I cannot reproduce this issue using:

model = models.resnet18().cuda()
optimizer = torch.optim.Adam(model.parameters(), lr=1e-3)
scaler = torch.cuda.amp.GradScaler()

for epoch in range(10):
    optimizer.zero_grad()
    
    with torch.cuda.amp.autocast():
        out = model(torch.randn(1, 3, 224, 224).cuda())
        loss = out.mean()
    
    scaler.scale(loss).backward()
    scaler.step(optimizer)
    scaler.update()
    print('epoch {}, loss {}'.format(epoch, loss.item()))

checkpoint = {
    'model': model.state_dict(),
    'optimizer': optimizer.state_dict(),
    'scaler': scaler.state_dict()
}
torch.save(checkpoint, 'tmp.pt')

# load
cp = torch.load('tmp.pt')
model = models.resnet18().cuda()
model.load_state_dict(cp['model'])
optimizer = torch.optim.Adam(model.parameters(), lr=1e-3)
optimizer.load_state_dict(cp['optimizer'])
scaler = torch.cuda.amp.GradScaler()
scaler.load_state_dict(cp['scaler'])

for epoch in range(10):
    optimizer.zero_grad()
    
    with torch.cuda.amp.autocast():
        out = model(torch.randn(1, 3, 224, 224).cuda())
        loss = out.mean()
    
    scaler.scale(loss).backward()
    scaler.step(optimizer)
    scaler.update()
    print('epoch {}, loss {}'.format(epoch, loss.item()))

Could you post an executable code snippet, which would show this error?

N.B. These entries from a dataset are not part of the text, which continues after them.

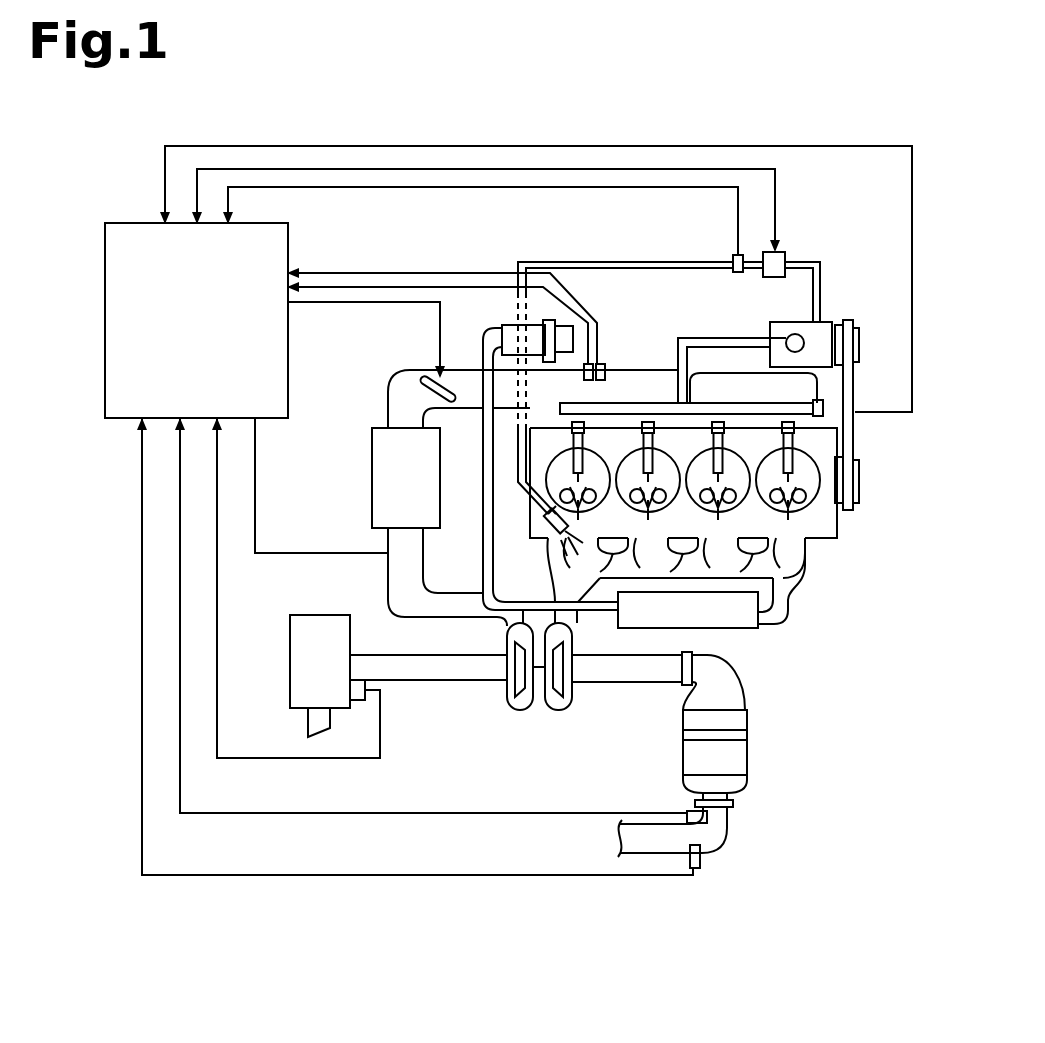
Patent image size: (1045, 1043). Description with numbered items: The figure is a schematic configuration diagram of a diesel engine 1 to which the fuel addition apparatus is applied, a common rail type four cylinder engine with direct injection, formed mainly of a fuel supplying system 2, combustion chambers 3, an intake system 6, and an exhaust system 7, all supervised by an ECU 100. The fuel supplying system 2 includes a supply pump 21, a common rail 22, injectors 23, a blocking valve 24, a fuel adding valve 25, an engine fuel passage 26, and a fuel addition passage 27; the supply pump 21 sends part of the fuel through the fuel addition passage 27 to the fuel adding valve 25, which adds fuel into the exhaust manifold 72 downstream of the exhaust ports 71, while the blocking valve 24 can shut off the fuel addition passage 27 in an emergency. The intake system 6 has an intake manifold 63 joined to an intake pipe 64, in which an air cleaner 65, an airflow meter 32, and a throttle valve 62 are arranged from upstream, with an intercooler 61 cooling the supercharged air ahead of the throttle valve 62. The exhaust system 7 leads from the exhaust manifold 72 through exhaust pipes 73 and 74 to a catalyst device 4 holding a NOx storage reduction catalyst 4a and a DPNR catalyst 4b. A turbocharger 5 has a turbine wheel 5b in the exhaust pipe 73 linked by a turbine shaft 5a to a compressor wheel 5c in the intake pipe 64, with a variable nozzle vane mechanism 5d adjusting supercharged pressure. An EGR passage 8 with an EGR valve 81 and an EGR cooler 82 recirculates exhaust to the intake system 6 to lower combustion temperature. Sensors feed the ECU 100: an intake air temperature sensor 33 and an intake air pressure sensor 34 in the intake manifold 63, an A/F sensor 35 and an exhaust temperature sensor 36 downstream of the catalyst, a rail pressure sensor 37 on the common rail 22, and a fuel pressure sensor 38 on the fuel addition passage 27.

The ECU 100 is at (143, 223).
The diesel engine 1 is at (845, 539).
The fuel supplying system 2 is at (833, 322).
The combustion chambers 3 is at (842, 518).
The catalyst device 4 is at (762, 733).
The NOx storage reduction catalyst 4a is at (746, 718).
The DPNR catalyst 4b is at (742, 760).
The turbocharger 5 is at (526, 710).
The turbine shaft 5a is at (507, 650).
The turbine wheel 5b is at (565, 708).
The compressor wheel 5c is at (518, 700).
The variable nozzle vane mechanism 5d is at (545, 705).
The intake system 6 is at (638, 362).
The exhaust system 7 is at (812, 558).
The EGR passage 8 is at (790, 605).
The supply pump 21 is at (798, 320).
The common rail 22 is at (815, 382).
The injectors 23 is at (843, 445).
The blocking valve 24 is at (788, 258).
The fuel adding valve 25 is at (538, 527).
The engine fuel passage 26 is at (733, 338).
The fuel addition passage 27 is at (592, 262).
The airflow meter 32 is at (358, 700).
The intake air temperature sensor 33 is at (495, 395).
The intake air pressure sensor 34 is at (606, 385).
The A/F sensor 35 is at (700, 860).
The exhaust temperature sensor 36 is at (693, 803).
The rail pressure sensor 37 is at (823, 409).
The fuel pressure sensor 38 is at (733, 258).
The intercooler 61 is at (372, 470).
The throttle valve 62 is at (428, 378).
The intake manifold 63 is at (853, 380).
The intake pipe 64 is at (400, 393).
The air cleaner 65 is at (290, 642).
The exhaust ports 71 is at (763, 545).
The exhaust manifold 72 is at (575, 583).
The exhaust pipe 73 is at (643, 657).
The exhaust pipe 74 is at (725, 830).
The EGR valve 81 is at (515, 327).
The EGR cooler 82 is at (728, 628).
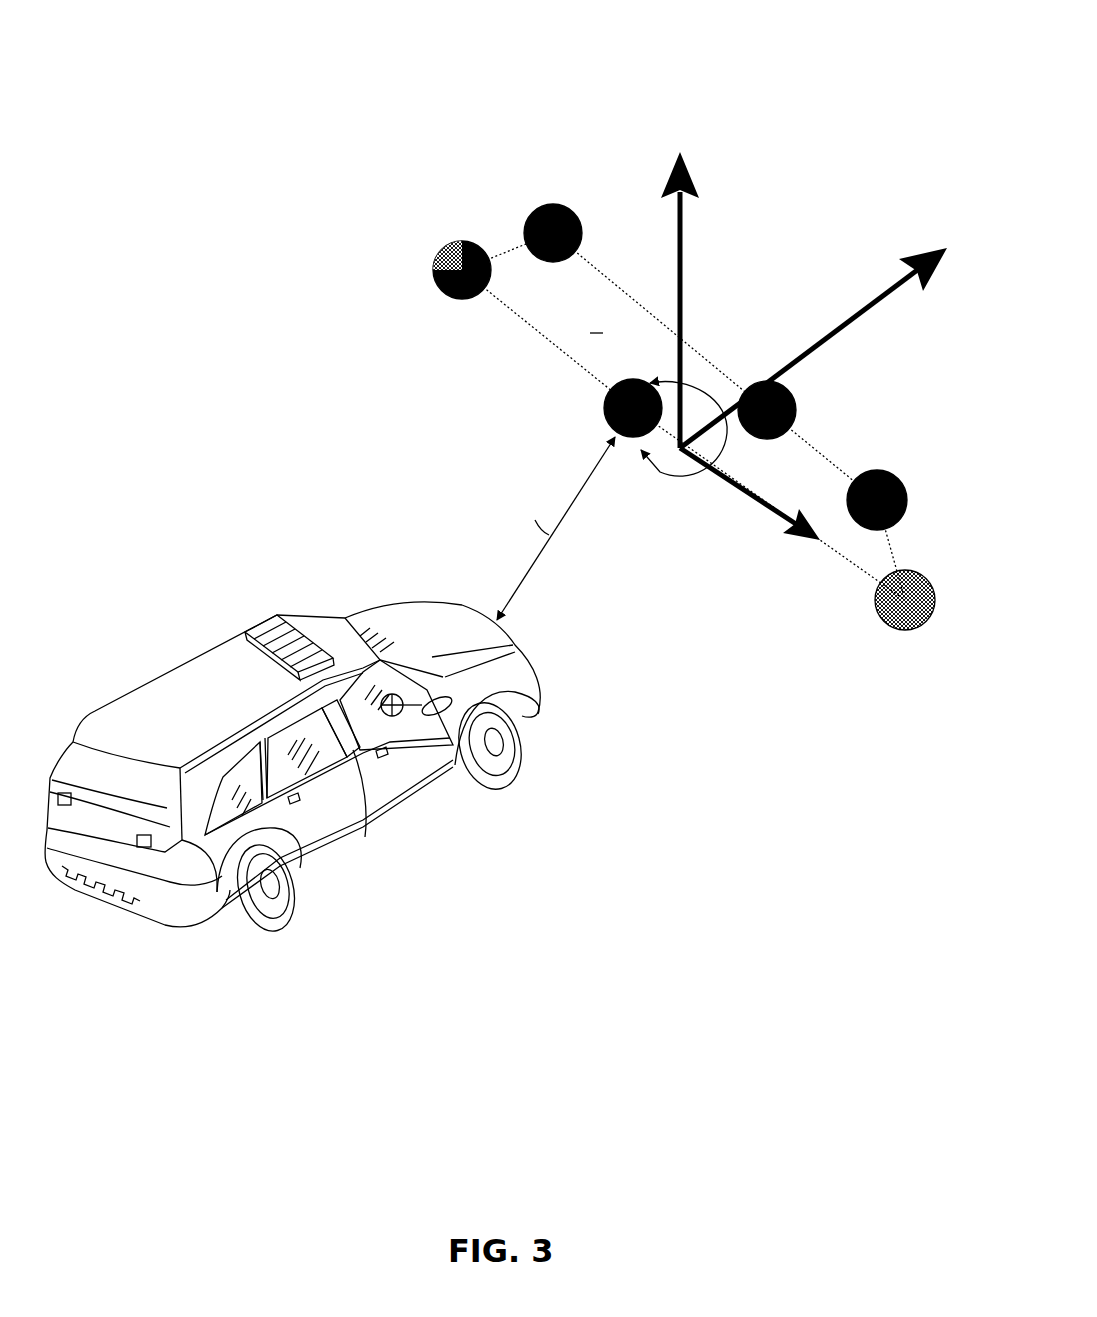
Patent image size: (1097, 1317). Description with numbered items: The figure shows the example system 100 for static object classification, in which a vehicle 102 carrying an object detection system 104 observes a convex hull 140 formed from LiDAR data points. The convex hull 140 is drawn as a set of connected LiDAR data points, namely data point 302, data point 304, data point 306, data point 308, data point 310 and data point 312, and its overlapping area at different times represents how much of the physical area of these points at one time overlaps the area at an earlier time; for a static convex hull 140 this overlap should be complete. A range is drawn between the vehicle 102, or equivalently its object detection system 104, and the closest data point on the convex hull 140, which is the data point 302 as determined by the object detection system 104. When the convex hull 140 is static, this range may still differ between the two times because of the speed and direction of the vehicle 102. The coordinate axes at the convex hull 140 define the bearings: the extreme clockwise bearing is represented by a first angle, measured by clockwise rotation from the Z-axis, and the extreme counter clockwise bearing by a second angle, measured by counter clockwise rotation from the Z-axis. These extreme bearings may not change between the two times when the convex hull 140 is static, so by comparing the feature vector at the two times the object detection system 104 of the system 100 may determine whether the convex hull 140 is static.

The system 100 is at (872, 22).
The vehicle 102 is at (113, 698).
The object detection system 104 is at (276, 613).
The convex hull 140 is at (428, 182).
The data point 302 is at (606, 411).
The data point 304 is at (434, 279).
The data point 306 is at (530, 216).
The data point 308 is at (761, 382).
The data point 310 is at (877, 470).
The data point 312 is at (930, 573).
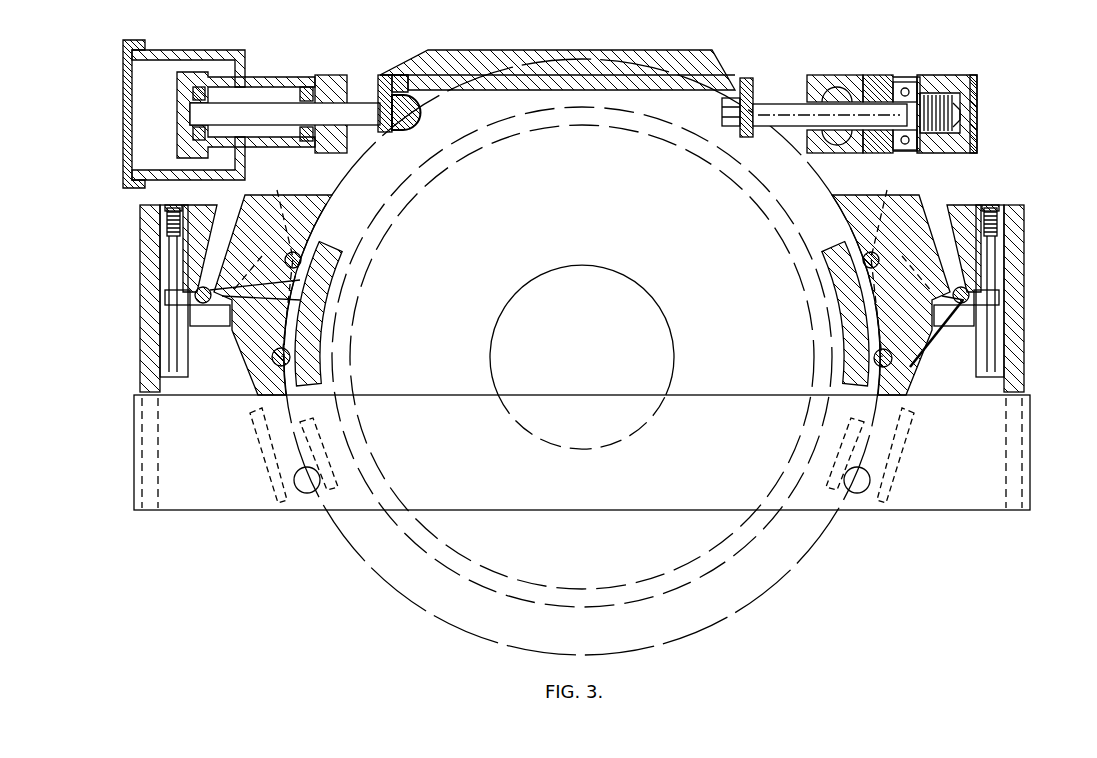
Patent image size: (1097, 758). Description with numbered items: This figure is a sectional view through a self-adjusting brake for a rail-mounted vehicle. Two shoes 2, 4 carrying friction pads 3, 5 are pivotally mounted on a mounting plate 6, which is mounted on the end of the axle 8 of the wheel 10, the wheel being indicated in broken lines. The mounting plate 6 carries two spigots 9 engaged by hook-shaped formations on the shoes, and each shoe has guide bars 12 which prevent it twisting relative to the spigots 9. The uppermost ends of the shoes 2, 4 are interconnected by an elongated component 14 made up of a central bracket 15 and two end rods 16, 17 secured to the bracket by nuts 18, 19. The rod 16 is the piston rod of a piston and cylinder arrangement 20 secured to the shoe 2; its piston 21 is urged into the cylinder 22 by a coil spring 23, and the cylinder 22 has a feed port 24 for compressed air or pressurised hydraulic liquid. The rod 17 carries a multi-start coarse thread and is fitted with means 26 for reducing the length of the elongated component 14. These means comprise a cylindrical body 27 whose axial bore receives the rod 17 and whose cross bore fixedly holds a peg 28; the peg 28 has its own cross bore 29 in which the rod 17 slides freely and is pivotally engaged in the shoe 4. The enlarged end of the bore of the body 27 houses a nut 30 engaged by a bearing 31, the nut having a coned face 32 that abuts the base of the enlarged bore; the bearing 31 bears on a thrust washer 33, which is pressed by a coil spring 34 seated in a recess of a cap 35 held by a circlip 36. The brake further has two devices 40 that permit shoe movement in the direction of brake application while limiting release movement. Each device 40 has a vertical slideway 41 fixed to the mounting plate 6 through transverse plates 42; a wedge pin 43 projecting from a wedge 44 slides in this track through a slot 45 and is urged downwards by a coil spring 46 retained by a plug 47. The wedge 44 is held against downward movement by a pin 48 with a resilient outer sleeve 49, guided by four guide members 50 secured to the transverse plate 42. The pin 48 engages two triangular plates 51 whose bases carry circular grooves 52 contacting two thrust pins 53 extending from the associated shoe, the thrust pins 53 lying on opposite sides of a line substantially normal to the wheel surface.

The shoe 2 is at (250, 215).
The friction pad 3 is at (333, 253).
The shoe 4 is at (897, 207).
The friction pad 5 is at (847, 377).
The mounting plate 6 is at (967, 492).
The axle 8 is at (575, 354).
The spigot 9 is at (307, 482).
The wheel 10 is at (786, 582).
The guide bar 12 is at (317, 442).
The elongated component 14 is at (930, 103).
The central bracket 15 is at (508, 63).
The end rod 16 is at (363, 110).
The end rod 17 is at (783, 113).
The nut 18 is at (398, 108).
The nut 19 is at (722, 112).
The piston and cylinder arrangement 20 is at (218, 98).
The piston 21 is at (205, 75).
The cylinder 22 is at (160, 55).
The coil spring 23 is at (300, 90).
The feed port 24 is at (126, 80).
The means for reducing the length of the elongated component 26 is at (920, 103).
The cylindrical body 27 is at (838, 105).
The peg 28 is at (866, 107).
The cross bore 29 is at (840, 107).
The nut 30 is at (862, 152).
The bearing 31 is at (900, 143).
The coned face 32 is at (907, 82).
The thrust washer 33 is at (940, 77).
The coil spring 34 is at (953, 98).
The cap 35 is at (977, 127).
The circlip 36 is at (977, 147).
The device 40 is at (577, 285).
The vertical slideway 41 is at (160, 360).
The transverse plate 42 is at (152, 252).
The wedge pin 43 is at (186, 296).
The wedge 44 is at (198, 208).
The slot 45 is at (178, 280).
The coil spring 46 is at (165, 221).
The plug 47 is at (178, 207).
The pin 48 is at (300, 280).
The resilient outer sleeve 49 is at (300, 300).
The guide member 50 is at (205, 289).
The triangular plate 51 is at (205, 318).
The circular groove 52 is at (943, 382).
The thrust pin 53 is at (299, 260).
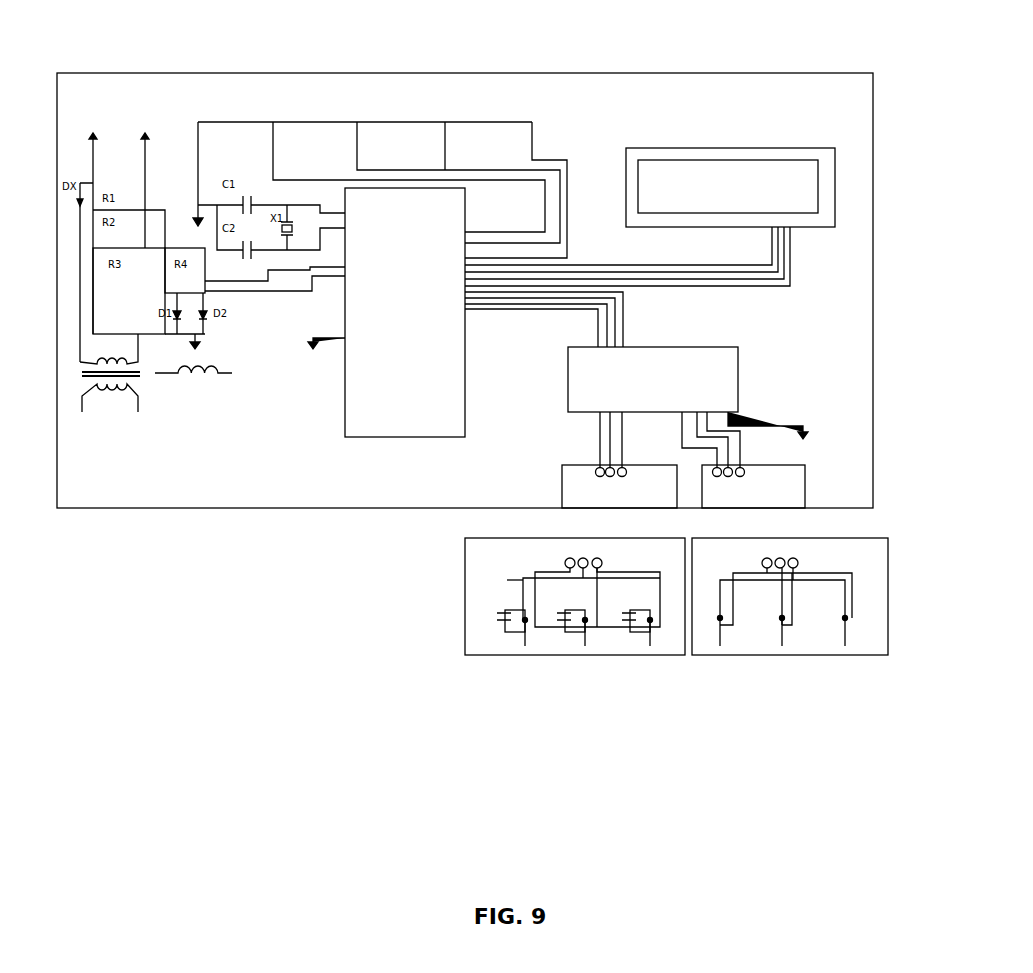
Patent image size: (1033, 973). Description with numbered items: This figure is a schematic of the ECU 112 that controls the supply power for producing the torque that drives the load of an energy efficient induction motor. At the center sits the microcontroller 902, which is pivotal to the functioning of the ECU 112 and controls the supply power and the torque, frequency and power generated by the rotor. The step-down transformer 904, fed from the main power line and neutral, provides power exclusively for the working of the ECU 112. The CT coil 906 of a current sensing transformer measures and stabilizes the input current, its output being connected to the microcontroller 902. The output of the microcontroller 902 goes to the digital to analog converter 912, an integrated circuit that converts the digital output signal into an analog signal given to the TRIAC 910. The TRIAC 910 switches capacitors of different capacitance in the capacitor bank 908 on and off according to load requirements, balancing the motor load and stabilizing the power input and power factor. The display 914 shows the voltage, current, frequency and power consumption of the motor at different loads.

The ECU 112 is at (214, 73).
The microcontroller 902 is at (380, 437).
The step-down transformer 904 is at (95, 412).
The current transformer (CT) coil 906 is at (185, 385).
The capacitor bank 908 is at (492, 612).
The TRIAC 910 is at (852, 612).
The digital to analog converter 912 is at (738, 351).
The display 914 is at (790, 188).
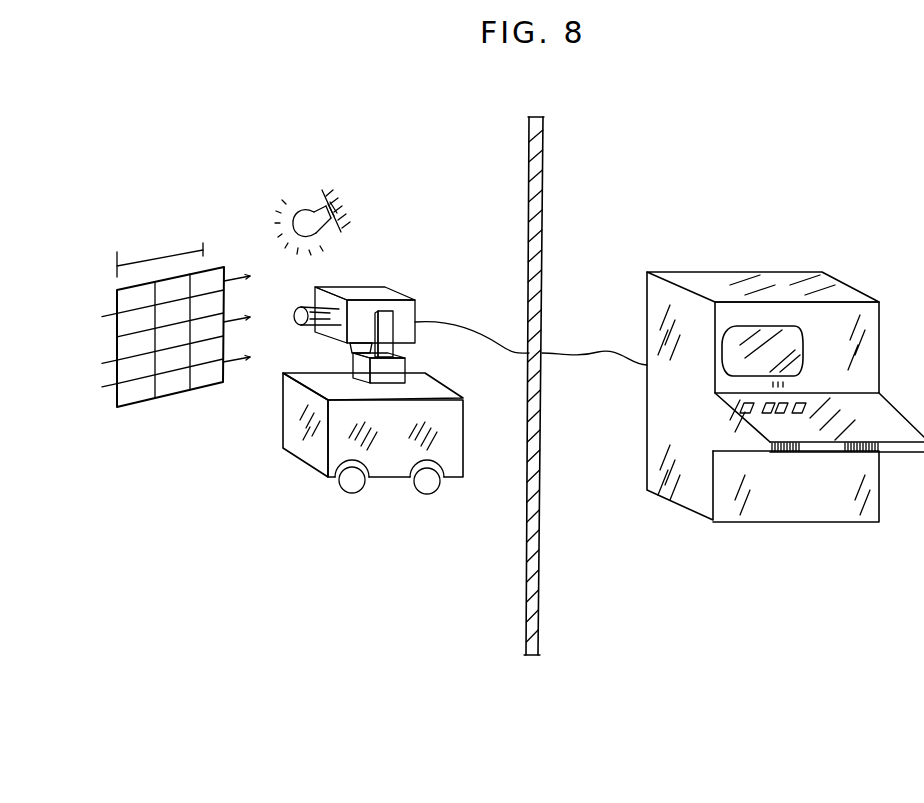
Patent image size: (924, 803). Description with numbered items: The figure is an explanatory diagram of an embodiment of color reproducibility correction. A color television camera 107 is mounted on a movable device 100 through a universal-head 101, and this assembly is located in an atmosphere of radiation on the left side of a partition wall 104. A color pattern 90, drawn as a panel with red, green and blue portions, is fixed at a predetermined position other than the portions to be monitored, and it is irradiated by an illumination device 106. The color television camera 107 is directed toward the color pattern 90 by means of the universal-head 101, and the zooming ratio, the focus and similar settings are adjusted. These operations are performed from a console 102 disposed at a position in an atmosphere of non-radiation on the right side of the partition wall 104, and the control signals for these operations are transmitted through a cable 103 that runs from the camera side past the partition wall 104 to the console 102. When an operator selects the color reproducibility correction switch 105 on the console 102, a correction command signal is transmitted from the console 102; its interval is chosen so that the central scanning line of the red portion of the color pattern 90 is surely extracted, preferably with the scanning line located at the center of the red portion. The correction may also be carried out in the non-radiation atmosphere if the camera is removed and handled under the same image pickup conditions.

The color pattern 90 is at (117, 338).
The movable device 100 is at (392, 467).
The universal-head 101 is at (405, 368).
The console 102 is at (780, 278).
The cable 103 is at (598, 352).
The partition wall 104 is at (543, 138).
The color reproducibility correction switch 105 is at (797, 413).
The illumination device 106 is at (317, 230).
The color television camera 107 is at (390, 293).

clarky · October 16, 2022, 9:26pm

I am having a similar issue. Could you check it out? https://discuss.pytorch.org/t/using-amp-with-cuda-graphs-and-ddp-scaler-error/163671

Indrashis_Das · June 1, 2024, 1:03pm

@yohann84L were you able to solve this problem? I have a similar issue when I train resnet50 using DDP. While resuming the training, I get this error.